Published: 16 September 2009

Abstract

The palindromic sequence motifs (CANNTG) known as E boxes are considered as binding sites for the basic helix-loop-helix (bHLH) class of DNA-binding proteins. Their presence has been reported in the long terminal repeats (LTR) of the HIV-1 and HTLV-1 proviruses. Their close proximity with the TATA region of both LTRs indicates that the bHLH proteins may act as important regulators of the function of proviral transcription.

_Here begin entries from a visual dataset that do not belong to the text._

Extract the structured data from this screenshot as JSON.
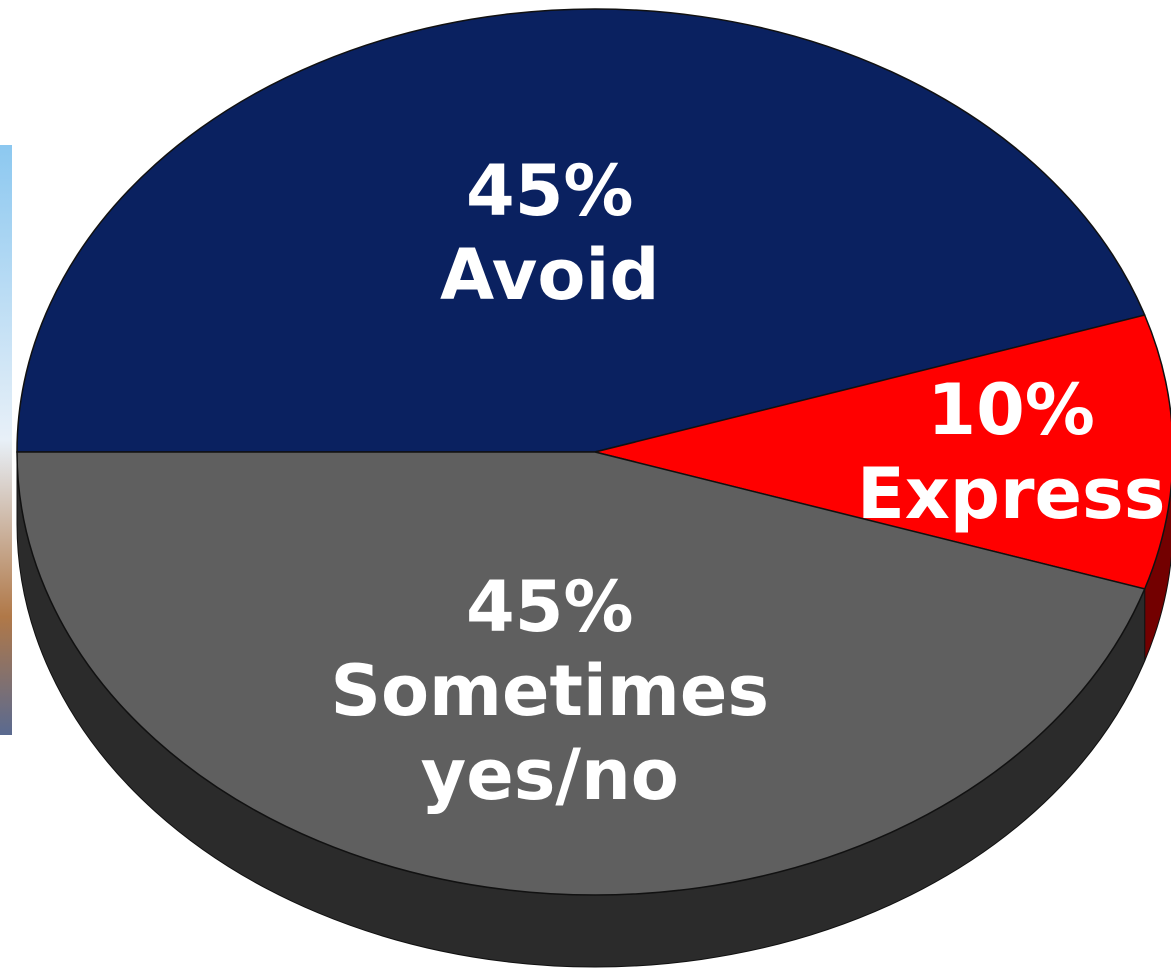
{
  "chart_data": {
    "type": "pie",
    "categories": [
      "Avoid",
      "Express",
      "Sometimes yes/no"
    ],
    "values": [
      45,
      10,
      45
    ],
    "value_labels": [
      "45%",
      "10%",
      "45%"
    ],
    "colors": [
      "#0a2160",
      "#ff0000",
      "#5f5f5f"
    ]
  }
}
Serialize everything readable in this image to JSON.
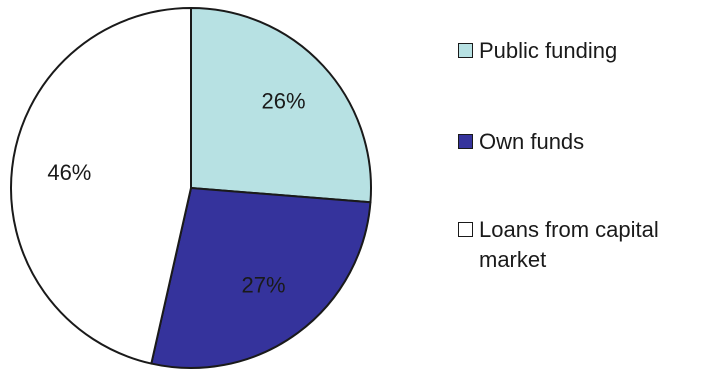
{
  "chart_data": {
    "type": "pie",
    "title": "",
    "slices": [
      {
        "label": "Public funding",
        "value": 26,
        "display": "26%",
        "color": "#b7e1e3"
      },
      {
        "label": "Own funds",
        "value": 27,
        "display": "27%",
        "color": "#35339c"
      },
      {
        "label": "Loans from capital market",
        "value": 46,
        "display": "46%",
        "color": "#ffffff"
      }
    ],
    "start_angle_deg": 0,
    "direction": "clockwise",
    "outline_color": "#1a1a1a",
    "legend_position": "right"
  }
}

Indeed, observations on HIV-1 and recent results on HTLV-1 underline that these E boxes may be critically involved in the regulation of the proviral transcription of these human retroviruses. Indeed, of the two E boxes flanking the TATA sequences of the HIV-1 provirus, the 3' E box has been implicated in the transcriptional inhibition of viral gene expression. Such a role might also be played by the unique 5' E box present in the HTLV-1 LTR. In both cases, the expression of tissue-specfic bHLH proteins, like TAL1 might counteract the inhibitory effect exerted by E box proteins, thereby increasing proviral transcription. Finally, a phylogenetic study encompassing several subtypes of these two human retroviruses underlines that these E box motifs have recently appeared in the proviral LTRs and may be considered as potential mediators in the establishment of proviral latency.